Home

Rechtbank Breda, 18-04-2011, ECLI:NL:RBBRE:2011:BW1366 ECLI:NL:RBBRE:2011:1625 BQ6109, 10/4026

Rechtbank Breda, 18-04-2011, ECLI:NL:RBBRE:2011:BW1366 ECLI:NL:RBBRE:2011:1625 BQ6109, 10/4026

Gegevens

Instantie
Rechtbank Breda
Datum uitspraak
18 april 2011
Datum publicatie
26 mei 2011
ECLI
ECLI:NL:RBBRE:2011:BQ6109
Zaaknummer
10/4026

Inhoudsindicatie

WOZbeschikking voor woonhuis met grond, aangekocht door een BV die een tuinbouwbedrijf exploiteert, voor gebruik als tuinbouwgrond. De rechtbank oordeelt dat een groter deel van de grond als cultuurgrond wordt geexploiteerd dan de gemeente stelt; voldoende is dat het gras wordt gemaaid en door de BV wordt verkocht. Bij het bepalen van de WOZwaarde kan worden uitgegaan van de door de BV betaalde prijs maar daarbij moet rekening worden gehouden met de beoogde tuinbouwbestemming. Niet relevant is dat er uiteindelijk geen bouwvergunningen voor kassen zijn verleend. De rechtbank berekent de grondwaarde op basis van de laagste prijs voor tuinbouwgrond en leidt daaruit de waarde van de woning af.
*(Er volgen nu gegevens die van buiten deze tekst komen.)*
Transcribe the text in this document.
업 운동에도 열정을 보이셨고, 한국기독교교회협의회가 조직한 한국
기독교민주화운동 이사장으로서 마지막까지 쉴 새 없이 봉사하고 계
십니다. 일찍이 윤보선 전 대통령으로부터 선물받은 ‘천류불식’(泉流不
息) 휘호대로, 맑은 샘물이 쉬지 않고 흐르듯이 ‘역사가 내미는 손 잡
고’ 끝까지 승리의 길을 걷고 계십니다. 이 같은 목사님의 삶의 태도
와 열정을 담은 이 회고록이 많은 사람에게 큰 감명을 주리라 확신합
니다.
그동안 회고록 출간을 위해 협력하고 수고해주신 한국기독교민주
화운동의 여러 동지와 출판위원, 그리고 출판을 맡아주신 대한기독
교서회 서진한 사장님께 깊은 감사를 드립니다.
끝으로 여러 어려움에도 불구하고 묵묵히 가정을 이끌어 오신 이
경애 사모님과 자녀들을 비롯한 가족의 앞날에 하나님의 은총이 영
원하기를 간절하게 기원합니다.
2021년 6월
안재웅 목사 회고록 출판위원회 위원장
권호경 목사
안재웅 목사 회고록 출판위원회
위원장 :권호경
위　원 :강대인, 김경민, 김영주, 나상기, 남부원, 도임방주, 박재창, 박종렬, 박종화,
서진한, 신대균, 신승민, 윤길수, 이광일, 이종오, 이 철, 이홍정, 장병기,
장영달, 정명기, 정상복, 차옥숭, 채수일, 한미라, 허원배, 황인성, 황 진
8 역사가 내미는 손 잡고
De gemeente heeft niet aannemelijk gemaakt dat een derde meer voor de woning zou willen betalen, uitgaande van een woonbestemming.

Uitspraak

RECHTBANK BREDA

Sector bestuursrecht, enkelvoudige belastingkamer

Procedurenummer: AWB 10/4026

Uitspraakdatum: 18 april 2011

Proces-verbaal van de mondelinge uitspraak als bedoeld in afdeling 8.2.6 van de Algemene wet bestuursrecht (Awb) juncto artikel 27d van de Algemene wet inzake rijksbelastingen (AWR) in het geding tussen

[belanghebbende] B.V., gevestigd te [woonplaats],

eiseres,

en

de heffingsambtenaar van de gemeente Zundert,

verweerder.

Eiseres wordt hierna belanghebbende genoemd.
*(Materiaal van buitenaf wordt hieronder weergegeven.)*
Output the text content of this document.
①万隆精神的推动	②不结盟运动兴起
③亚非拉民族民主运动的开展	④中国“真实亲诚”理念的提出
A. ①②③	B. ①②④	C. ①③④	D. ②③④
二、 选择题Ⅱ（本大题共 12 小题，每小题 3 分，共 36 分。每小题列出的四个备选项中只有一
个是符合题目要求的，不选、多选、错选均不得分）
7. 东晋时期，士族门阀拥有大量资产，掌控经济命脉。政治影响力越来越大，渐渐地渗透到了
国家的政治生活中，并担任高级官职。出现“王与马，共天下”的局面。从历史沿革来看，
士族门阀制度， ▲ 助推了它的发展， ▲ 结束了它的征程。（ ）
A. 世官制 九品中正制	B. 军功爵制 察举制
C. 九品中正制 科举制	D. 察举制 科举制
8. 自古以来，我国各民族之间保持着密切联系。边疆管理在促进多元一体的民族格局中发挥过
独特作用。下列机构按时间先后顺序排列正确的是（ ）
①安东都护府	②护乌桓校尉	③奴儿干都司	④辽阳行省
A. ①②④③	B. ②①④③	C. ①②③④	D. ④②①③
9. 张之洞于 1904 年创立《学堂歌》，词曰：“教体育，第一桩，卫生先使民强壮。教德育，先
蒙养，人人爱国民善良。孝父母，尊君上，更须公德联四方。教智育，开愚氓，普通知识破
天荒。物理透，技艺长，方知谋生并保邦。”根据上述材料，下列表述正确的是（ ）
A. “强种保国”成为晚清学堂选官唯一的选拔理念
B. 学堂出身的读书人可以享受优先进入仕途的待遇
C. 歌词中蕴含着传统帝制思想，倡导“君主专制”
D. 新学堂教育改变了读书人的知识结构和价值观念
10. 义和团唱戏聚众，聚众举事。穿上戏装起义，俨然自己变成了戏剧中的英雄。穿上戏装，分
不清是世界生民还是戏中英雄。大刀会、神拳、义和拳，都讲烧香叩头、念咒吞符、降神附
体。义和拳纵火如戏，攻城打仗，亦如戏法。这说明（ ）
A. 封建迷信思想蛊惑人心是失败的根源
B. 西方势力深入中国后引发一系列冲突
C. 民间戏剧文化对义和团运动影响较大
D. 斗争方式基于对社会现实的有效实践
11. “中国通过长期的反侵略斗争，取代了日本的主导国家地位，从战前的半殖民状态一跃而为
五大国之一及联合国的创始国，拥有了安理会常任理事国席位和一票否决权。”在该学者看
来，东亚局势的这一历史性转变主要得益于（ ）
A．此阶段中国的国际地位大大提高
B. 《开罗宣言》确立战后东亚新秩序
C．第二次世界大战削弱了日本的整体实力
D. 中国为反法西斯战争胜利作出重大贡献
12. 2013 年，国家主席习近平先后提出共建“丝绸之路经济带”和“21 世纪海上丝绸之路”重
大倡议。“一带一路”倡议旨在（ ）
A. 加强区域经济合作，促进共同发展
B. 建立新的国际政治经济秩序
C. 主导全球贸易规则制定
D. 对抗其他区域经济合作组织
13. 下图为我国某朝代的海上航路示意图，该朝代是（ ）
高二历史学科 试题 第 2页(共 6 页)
De bestreden uitspraken op bezwaar

De uitspraken van verweerder van 4 augustus 2010 op het bezwaar van belanghebbende tegen de beschikking waarbij de onroerende zaak, plaatselijk bekend als [de zaak] (hierna: de zaak), is gewaardeerd krachtens de Wet waardering onroerende zaken en de met die beschikking in één geschrift bekendgemaakte aanslag onroerende-zaakbelastingen 2010.

Zitting

Het onderzoek ter zitting heeft plaatsgevonden op 5 april 2011 te Breda. Aldaar zijn verschenen en gehoord, namens belanghebbende, haar directeur [directeur] en [gemachtigde], alsmede namens verweerder, [gemachtigden]. De zaken met procedurenummers 10/4026 en 10/4073 tot en met 10/4077 zijn gezamenlijk behandeld.

1.Beslissing

De rechtbank:

-verklaart het beroep gegrond;

-vernietigt de uitspraken op bezwaar;

-vermindert de vastgestelde waarde tot € 250.000;

-vermindert de aanslag onroerende-zaakbelastingen dienovereenkomstig;

-gelast dat verweerder het door belanghebbende betaalde griffierecht van € 298 aan deze vergoedt.

2.Gronden

2.1.Verweerder heeft bij beschikking krachtens artikel 22 van de Wet waardering onroerende zaken (hierna: Wet WOZ) de waarde van de zaak, per waardepeildatum

1 januari 2009 (hierna: de waardepeildatum), vastgesteld voor het tijdvak 1 januari 2010 tot

1 januari 2011 op € 434.000. In het desbetreffende geschrift is ook de aanslag onroerende-zaakbelastingen 2010 bekend gemaakt. In de uitspraak op bezwaar heeft verweerder de waarde en de aanslag gehandhaafd.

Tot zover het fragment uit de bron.